We create the Greenfield Food Hub.

We obtain the former Lunt building on Federal St. This is the ideal, in town location with town water, sewer, provisions for a commercial kitchen and plentiful parking. This former factory offers adequate space to be remodeled for specialty processing, refrigeration, freezer space, dry storage, c.a's, cheese caves and root cellars. Each commodity group could have their own processing area; a micro dairy, a retail exempt meat cutting room, a grain milling facility and packaging area for each product. In addition, a fruit and vegetable washing, sorting, peeling, cubing, slicing, dicing, packing, canning, and flash freezing center could be included. A spinnery for carding, spinning, cleaning and dying animal fiber would also fit in nicely.  All these micro, specialty processing facilities could be used by farmers, growers and homestead gardeners. Farmers with extra crops could group products together, creating a "Grown in Franklin County" branded product that could be marketed locally or elsewhere. The old Lunt storefront could easily be converted to a retail area for these local goods and would be a draw for not only residents but also summer vacationers and winter skiers.

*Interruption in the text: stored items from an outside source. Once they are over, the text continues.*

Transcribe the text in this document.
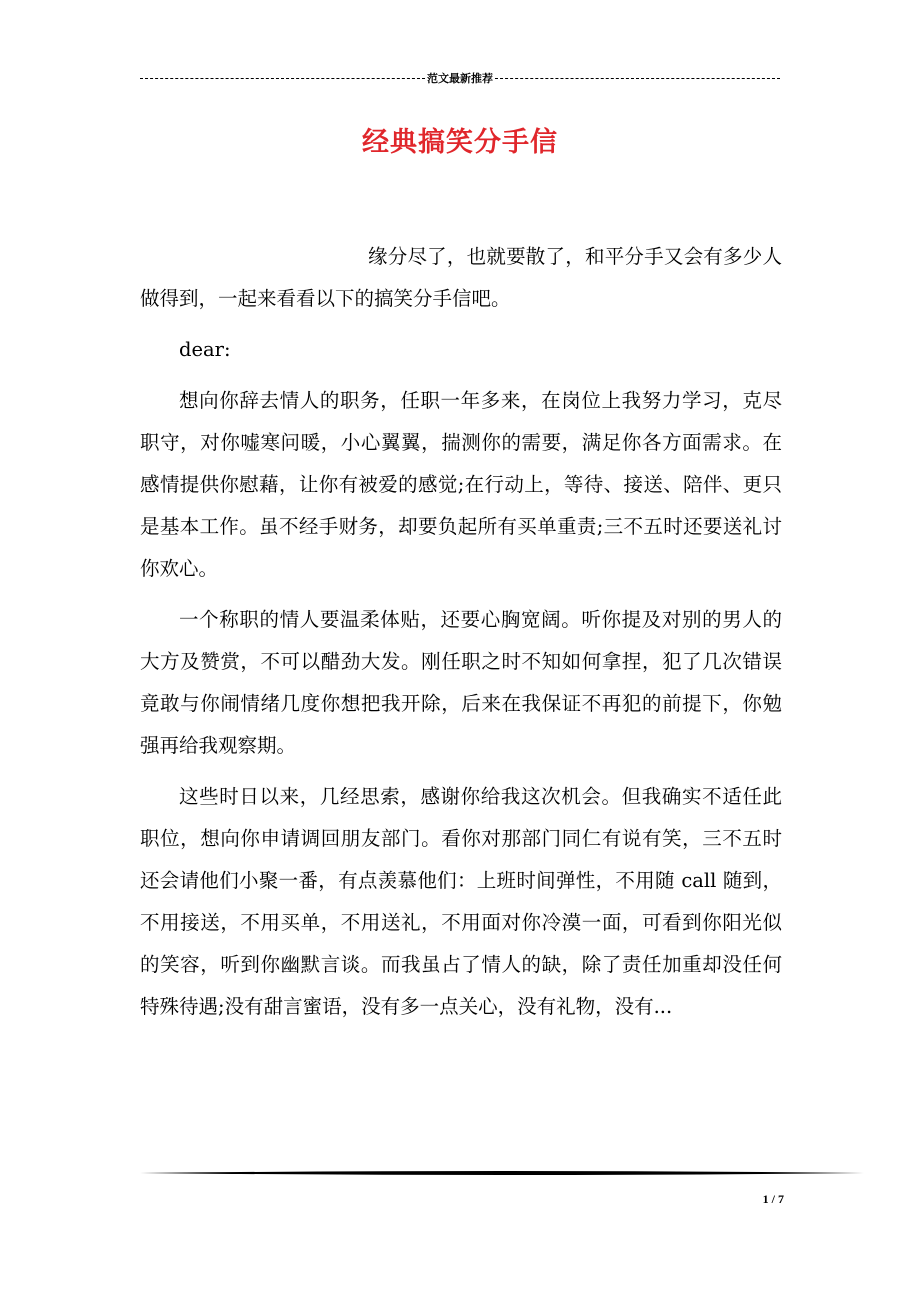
范文最新推荐
经典搞笑分手信

缘分尽了，也就要散了，和平分手又会有多少人做得到，一起来看看以下的搞笑分手信吧。

dear:

想向你辞去情人的职务，任职一年多来，在岗位上我努力学习，克尽职守，对你嘘寒问暖，小心翼翼，揣测你的需要，满足你各方面需求。在感情提供你慰藉，让你有被爱的感觉;在行动上，等待、接送、陪伴、更只是基本工作。虽不经手财务，却要负起所有买单重责;三不五时还要送礼讨你欢心。

一个称职的情人要温柔体贴，还要心胸宽阔。听你提及对别的男人的大方及赞赏，不可以醋劲大发。刚任职之时不知如何拿捏，犯了几次错误竟敢与你闹情绪几度你想把我开除，后来在我保证不再犯的前提下，你勉强再给我观察期。

这些时日以来，几经思索，感谢你给我这次机会。但我确实不适任此职位，想向你申请调回朋友部门。看你对那部门同仁有说有笑，三不五时还会请他们小聚一番，有点羡慕他们：上班时间弹性，不用随 call 随到，不用接送，不用买单，不用送礼，不用面对你冷漠一面，可看到你阳光似的笑容，听到你幽默言谈。而我虽占了情人的缺，除了责任加重却没任何特殊待遇;没有甜言蜜语，没有多一点关心，没有礼物，没有...

1 / 7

A bakery and restaurant serving only Food Hub items could also be a way to sustain this endeavor. Backyard garden growers and community garden growers could clean, process and store their crops in individual food lockers in the root cellars and have their own walk-in coolers and dry storage space for rent. The commercial kitchen could be utilized to educate K-12 on not only where their food comes from but how to make it delicious. In addition, the kitchen could be used for adult education, to teach folks the art of food preparation and preservation. This would create opportunities for job skills for adults looking for work. In addition, it creates life skills for people to create their own healthy meals rather than eat out of a box or drive through window.

Local food is more than going to the farmers market on Saturday mornings. For this movement to be more than just a fad, for it to be truly sustainable, a local food system needs to be complete. Grown here, processed here, stored here and consumed here.

Thanks,

Kyle Bostrom

Biography: Kyle is a Greenfield farmer and member of the town agricultural commission.  Bostrom Farm and Hatches Patch are his combined small scale farming operations producing milk, beef, pork, compost, mulch, and annual plants for the home garden.  He also has a full time job managing the University of Massachusetts Farming Facilities in South Deerfield and Hadley. Kyle lives in Greenfield with his wife and twin boys.